So few people get the chance, and I’ve gotten so many fucking chances. I’d like to think that I’ve kind of kept myself interesting for years, but as much as I’ve enjoyed it, you also want to see other people enjoy it, too. Like, ‘You do it now. I’ve done it a bunch of times.’ I’m winding down on the films. Red State is done. Next step is the hockey movie, Hit Somebody, and then I’m done. I have really nothing left to say. There’s possibly a Clerks 3 if people badger me about it, or if I have something to say in my late 40’s about being in my late 40’s, since that’s what the other two are about. Clerks is about mid-to-late 20’s thinkin’. Clerks II is about mid-to-late 30’s thinking. If I have something to say again in my mid-to-late 40’s, I’ll think of Dante and Randal again, not Jay and Silent Bob. I think we’d be too old for that by that point.

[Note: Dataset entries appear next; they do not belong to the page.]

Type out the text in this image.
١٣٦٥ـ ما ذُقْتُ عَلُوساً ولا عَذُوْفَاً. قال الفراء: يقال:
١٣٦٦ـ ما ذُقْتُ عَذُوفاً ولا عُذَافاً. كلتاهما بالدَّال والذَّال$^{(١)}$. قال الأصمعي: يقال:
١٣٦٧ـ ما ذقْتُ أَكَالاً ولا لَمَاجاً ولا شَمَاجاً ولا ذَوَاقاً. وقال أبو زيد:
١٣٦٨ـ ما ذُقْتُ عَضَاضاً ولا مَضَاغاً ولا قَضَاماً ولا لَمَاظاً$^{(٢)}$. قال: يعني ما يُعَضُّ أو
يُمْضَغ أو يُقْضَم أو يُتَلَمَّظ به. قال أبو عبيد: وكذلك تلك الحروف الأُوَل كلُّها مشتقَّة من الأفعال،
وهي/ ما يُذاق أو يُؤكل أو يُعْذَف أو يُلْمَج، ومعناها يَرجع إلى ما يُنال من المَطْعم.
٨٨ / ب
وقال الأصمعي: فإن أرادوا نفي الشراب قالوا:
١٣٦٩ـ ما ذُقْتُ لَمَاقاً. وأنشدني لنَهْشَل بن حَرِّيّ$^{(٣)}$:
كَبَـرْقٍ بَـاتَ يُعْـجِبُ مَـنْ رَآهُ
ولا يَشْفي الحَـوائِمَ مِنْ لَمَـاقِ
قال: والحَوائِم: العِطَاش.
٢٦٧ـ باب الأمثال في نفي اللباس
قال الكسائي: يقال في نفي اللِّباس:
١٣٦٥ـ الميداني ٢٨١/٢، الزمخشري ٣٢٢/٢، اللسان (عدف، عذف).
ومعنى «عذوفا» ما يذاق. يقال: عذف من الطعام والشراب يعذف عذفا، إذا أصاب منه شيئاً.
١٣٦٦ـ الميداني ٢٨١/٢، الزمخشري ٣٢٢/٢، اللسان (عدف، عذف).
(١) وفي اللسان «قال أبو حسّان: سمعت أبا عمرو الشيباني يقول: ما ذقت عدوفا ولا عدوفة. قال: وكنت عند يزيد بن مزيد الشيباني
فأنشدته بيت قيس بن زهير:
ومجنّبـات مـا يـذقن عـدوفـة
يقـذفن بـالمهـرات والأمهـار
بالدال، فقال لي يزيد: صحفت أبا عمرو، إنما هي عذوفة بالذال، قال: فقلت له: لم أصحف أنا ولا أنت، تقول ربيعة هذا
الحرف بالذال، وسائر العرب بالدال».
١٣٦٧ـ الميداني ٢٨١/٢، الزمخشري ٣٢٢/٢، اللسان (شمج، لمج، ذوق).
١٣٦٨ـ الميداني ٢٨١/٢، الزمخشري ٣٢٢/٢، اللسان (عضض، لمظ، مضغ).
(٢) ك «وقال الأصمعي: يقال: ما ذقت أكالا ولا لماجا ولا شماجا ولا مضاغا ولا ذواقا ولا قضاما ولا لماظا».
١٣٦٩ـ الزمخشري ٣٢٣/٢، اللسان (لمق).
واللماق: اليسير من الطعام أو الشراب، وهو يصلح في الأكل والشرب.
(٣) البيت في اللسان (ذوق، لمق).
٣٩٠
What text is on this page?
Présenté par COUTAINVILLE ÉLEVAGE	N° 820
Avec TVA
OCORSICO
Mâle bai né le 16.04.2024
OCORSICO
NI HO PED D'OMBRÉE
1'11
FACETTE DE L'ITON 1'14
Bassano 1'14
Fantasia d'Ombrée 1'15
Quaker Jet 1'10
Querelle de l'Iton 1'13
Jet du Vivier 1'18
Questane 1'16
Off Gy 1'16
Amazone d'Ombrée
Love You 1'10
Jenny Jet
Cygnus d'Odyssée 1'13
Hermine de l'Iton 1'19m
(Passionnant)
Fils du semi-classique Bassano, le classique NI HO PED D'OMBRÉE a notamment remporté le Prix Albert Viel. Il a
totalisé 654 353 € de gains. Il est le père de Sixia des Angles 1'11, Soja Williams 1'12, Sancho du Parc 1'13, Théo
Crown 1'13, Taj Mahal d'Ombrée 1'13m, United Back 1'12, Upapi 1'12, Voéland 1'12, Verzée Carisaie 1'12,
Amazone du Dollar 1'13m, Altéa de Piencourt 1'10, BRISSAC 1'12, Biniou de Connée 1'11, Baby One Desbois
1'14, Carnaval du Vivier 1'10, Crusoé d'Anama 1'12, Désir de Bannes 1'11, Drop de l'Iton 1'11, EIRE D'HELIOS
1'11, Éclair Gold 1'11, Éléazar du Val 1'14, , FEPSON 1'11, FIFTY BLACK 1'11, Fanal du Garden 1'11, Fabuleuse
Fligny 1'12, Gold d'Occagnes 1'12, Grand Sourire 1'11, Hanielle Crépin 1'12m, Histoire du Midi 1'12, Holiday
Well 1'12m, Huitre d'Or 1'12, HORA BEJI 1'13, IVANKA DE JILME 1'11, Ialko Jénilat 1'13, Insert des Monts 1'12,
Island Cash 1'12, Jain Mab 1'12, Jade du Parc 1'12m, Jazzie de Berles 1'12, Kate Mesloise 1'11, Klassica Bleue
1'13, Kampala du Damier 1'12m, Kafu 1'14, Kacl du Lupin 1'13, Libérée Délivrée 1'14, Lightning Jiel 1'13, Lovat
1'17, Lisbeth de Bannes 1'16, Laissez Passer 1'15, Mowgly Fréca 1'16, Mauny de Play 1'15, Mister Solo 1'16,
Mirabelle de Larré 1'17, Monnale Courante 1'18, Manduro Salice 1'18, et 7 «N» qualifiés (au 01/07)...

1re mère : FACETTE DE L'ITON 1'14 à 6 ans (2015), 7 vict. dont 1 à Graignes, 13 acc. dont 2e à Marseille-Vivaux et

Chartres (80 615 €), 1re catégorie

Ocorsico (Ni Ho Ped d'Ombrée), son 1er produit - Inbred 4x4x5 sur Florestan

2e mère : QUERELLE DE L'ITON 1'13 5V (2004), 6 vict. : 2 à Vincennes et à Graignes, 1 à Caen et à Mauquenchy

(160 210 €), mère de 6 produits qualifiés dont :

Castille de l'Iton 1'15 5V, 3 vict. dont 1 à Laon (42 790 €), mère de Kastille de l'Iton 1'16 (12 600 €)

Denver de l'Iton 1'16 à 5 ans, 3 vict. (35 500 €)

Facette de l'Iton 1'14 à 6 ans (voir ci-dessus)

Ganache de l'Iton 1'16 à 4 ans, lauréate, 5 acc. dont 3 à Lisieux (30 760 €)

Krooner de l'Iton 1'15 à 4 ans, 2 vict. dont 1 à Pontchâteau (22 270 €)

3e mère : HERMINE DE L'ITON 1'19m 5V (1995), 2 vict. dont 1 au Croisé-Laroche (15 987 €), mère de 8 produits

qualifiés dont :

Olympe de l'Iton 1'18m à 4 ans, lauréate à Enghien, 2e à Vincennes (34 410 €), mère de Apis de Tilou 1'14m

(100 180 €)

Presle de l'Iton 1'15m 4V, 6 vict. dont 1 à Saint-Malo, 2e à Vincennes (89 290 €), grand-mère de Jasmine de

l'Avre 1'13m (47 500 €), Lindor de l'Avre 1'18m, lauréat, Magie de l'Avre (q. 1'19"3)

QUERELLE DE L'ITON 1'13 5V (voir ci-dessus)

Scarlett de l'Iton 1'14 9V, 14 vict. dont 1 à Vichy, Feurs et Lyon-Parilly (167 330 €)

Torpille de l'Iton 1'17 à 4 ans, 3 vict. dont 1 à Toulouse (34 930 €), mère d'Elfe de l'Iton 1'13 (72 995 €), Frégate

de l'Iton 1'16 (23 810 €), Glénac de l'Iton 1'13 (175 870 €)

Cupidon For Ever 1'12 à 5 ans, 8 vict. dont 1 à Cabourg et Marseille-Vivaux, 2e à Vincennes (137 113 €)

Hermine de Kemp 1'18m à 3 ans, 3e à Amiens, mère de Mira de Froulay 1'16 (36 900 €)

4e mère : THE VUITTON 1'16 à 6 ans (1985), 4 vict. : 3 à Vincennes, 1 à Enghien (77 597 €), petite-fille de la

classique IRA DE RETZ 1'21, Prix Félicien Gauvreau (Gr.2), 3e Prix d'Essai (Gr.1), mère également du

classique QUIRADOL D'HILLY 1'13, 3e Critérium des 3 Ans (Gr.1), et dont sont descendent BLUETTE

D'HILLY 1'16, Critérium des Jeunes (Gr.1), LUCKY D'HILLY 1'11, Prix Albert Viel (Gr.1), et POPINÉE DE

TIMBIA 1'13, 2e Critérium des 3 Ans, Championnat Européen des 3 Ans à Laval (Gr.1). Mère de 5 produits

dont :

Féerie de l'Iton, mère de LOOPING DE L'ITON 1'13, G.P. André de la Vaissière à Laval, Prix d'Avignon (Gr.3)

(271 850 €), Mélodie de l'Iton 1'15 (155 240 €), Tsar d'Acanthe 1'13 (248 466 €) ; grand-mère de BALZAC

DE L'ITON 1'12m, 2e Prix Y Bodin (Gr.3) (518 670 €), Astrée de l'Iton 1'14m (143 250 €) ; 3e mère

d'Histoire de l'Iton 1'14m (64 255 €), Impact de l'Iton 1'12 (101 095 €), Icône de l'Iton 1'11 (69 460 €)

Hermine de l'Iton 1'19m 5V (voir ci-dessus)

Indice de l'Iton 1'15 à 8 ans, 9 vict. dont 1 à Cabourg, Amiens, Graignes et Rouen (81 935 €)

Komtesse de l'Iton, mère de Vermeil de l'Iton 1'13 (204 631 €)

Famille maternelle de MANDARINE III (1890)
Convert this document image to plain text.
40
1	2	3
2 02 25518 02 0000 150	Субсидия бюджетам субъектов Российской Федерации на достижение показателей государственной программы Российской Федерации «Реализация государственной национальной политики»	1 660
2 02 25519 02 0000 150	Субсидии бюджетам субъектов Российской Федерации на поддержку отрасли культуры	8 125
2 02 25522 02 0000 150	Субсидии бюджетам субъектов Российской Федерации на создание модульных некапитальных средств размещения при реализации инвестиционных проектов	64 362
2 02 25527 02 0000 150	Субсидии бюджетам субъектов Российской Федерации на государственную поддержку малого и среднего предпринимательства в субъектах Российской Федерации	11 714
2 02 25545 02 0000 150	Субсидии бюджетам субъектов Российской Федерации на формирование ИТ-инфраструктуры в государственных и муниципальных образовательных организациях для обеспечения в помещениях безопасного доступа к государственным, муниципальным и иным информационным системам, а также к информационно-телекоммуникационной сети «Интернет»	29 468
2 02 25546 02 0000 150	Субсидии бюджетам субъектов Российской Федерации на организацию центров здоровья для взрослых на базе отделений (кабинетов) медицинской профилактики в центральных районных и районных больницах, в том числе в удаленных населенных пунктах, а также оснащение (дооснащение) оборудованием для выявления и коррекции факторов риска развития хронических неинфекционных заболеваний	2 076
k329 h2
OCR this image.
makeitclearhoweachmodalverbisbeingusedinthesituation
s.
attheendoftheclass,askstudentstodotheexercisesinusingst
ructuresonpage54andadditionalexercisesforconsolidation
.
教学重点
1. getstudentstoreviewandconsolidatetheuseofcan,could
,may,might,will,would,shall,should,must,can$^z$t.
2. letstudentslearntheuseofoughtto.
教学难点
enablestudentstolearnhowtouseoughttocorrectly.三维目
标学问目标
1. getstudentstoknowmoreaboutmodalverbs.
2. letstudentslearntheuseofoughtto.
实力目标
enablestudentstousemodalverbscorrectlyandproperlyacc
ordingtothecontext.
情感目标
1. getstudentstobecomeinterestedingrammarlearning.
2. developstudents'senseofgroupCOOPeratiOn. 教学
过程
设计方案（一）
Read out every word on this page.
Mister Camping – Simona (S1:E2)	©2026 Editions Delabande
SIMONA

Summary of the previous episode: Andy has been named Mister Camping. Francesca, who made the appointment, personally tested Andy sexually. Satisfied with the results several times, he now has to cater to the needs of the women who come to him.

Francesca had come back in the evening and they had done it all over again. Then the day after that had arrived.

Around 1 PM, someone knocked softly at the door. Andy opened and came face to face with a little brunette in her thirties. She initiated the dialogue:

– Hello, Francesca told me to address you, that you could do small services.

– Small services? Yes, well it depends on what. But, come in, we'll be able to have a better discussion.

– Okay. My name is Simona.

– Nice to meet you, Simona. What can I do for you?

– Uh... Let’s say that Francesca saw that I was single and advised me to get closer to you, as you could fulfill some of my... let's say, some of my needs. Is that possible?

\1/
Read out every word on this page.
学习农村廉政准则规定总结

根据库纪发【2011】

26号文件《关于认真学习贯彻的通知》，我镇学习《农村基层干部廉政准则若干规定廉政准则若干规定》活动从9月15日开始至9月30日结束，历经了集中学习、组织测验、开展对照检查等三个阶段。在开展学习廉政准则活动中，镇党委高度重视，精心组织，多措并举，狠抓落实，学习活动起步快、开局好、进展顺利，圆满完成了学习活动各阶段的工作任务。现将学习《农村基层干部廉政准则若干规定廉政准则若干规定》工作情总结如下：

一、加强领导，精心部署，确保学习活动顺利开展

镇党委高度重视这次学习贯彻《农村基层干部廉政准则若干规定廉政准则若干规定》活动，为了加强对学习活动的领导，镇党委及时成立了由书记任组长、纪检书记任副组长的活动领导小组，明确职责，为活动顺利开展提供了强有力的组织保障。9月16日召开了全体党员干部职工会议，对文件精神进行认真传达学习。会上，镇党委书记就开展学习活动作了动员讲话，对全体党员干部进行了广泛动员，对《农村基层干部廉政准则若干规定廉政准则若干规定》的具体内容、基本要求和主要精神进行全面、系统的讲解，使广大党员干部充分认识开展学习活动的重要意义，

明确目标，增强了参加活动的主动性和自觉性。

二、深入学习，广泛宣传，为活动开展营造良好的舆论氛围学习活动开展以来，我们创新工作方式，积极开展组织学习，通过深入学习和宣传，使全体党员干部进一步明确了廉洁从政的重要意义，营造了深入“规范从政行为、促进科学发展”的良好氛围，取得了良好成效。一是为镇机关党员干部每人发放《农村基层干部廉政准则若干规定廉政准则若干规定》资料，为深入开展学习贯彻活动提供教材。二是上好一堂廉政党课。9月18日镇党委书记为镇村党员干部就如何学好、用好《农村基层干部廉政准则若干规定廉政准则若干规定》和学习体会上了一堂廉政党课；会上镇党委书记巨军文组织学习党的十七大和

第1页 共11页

Shy of that, I don’t have any more movies that I want to make. I’ve learned over the course of nearly 20 years, the films I loved from my body of work… Granted, I’m the biggest Kevin Smith fan on the planet, so I like all of them….but of my favorite Kevin Smith movies, they’re always the ones made with pure fucking real nuts and a ‘Fuck you’ attitude of, ‘We can do this. Who said we couldn’t do it?’ That was Clerks. That was Chasing Amy. That was Dogma. Then it got very easy to make movies. Then it got hard again. Red State, this movie I was trying to make for four years…Yeah, we came to it eventually. You’ve got to tickle me first, dude, you can’t go right for fuckin’ Red State. That’s like trying to fuck my ass. We’ve got to kiss first. Now we’re at Red State.
(Nervous chuckle)
Red State was a flick I tried to get made for four years. Nobody wanted to make it. They’re like, ‘It’s so uncommercial. It’s not funny.’ And I knew representatives who’d been like, for years, ‘Anytime you step away from the Weinsteins, I can’t get your shit financed in a heartbeat, you could go out and sell it, you’d make far more than you’d make working for the Weinsteins.’ Harvey and Bob have said ‘Yes’ to everything I’ve ever wanted to do. Why would I ever walk away from that? ‘Oh, because there’s more money.’ There’s always that promise of more money out there ‘n shit, but those representatives think that’s what your about. Knowing my track record, obviously, I ain’t about the fucking money. I got paid less than a million dollars to direct Cop Out. Everyone’s all like, ‘Oh he did it for money.’ I literally gave up half my salary, because I knew it was a very important movie for me to do. Basically, it was a stepping stone in terms of, ‘I can train to do what I need to do for Red State here, on a studio dime, and it’s a dream job because I get to work with Bruce Willis. I’ve always loved Bruce Willis. I get to work with Tracy Morgan, work in New York, work with a brand new fucking crew, start from scratch, and most importantly, get inside and see what they do in terms of marketing. That was, for me, the most important thing, and lesson incredibly well learned. It was such valuably spent time. I know there were some people, particularly critics who said, ‘The time I spent watching it wasn’t valuable.’ I don’t know what to say to that anymore. They didn’t pay for it, so I say, ‘Hey man, you get what you pay for.’ For the people who did see it, they seemed to dig it, but we won’t go there again. I’m sorry, I sound like a broken record.